Date of Award

11-2017

Document Type

Dissertation - SCU Access Only

Publisher

Santa Clara : Santa Clara University, 2018.

Degree Name

Doctor of Sacred Theology (STD)

Director

Jean-François Racine

Abstract

Given the prominence of the temple and Jerusalem narrative settings in Luke- Acts, the author situates the encounter between Philip and the Ethiopian eunuch intriguingly not in the temple or Jerusalem setting but in the wilderness space, ἔρημος. To better understand the significance of the wilderness space in the narrative, I explore the issues of gender and ethnicity which the Ethiopian eunuch embodies. In both the Greco- Roman world and Judaism, the Ethiopian eunuch was a liminal, marginalized figure. His body became the site of tremendous anxiety, contention, and ambivalence. Sexually, he was “unmanly” due to his lack of procreative power and his perceived “effeminate” tendencies. His eunuchism blurred the clear and distinct socially constructed binaries of male and female that stressed the masculinity and superiority of men and femininity and inferiority of women.
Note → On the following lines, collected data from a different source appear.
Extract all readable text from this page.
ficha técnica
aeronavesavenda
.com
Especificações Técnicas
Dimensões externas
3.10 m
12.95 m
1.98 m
Ethnically, he was an “outsider” who did not share with the Jews or the Greco-Romans a common ancestry, history, ways of life, inherited phenotypical characteristics, or religious beliefs and practices. Among the many outcomes of crosscultural interactions, encounters with the “ethnic others” could trigger anxieties and clashes, resulting in stereotyping, marginalization, and the establishment of boundaries to differentiate the “self” from the “other,” and to keep the “other” out of the collective to safeguard the “self.”

Using Edward W. Soja’s spatial concept of thirdspace, the space of struggles and possibilities, the wilderness space is not simply a backdrop to the narrative but is key to the narrative’s meaning. In this symbolic wilderness space, Luke’s audiences were challenged to reckon with socio-religious issues, as well as questions of identities as the mission of the church expanded into the wider Mediterranean world. In addition, the wilderness space functions as the discursive field or the alternative space to the Jerusalem Temple where strict religious rules and regulations precluded many from having access to God. Seen in this perspective, God is not confined only to the temple and does not belong only to the people of Israel. Rather, God is present in the person of Jesus, in the Holy Spirit, in the community, and in wherever places the gospel is preached. Access to God is available to all.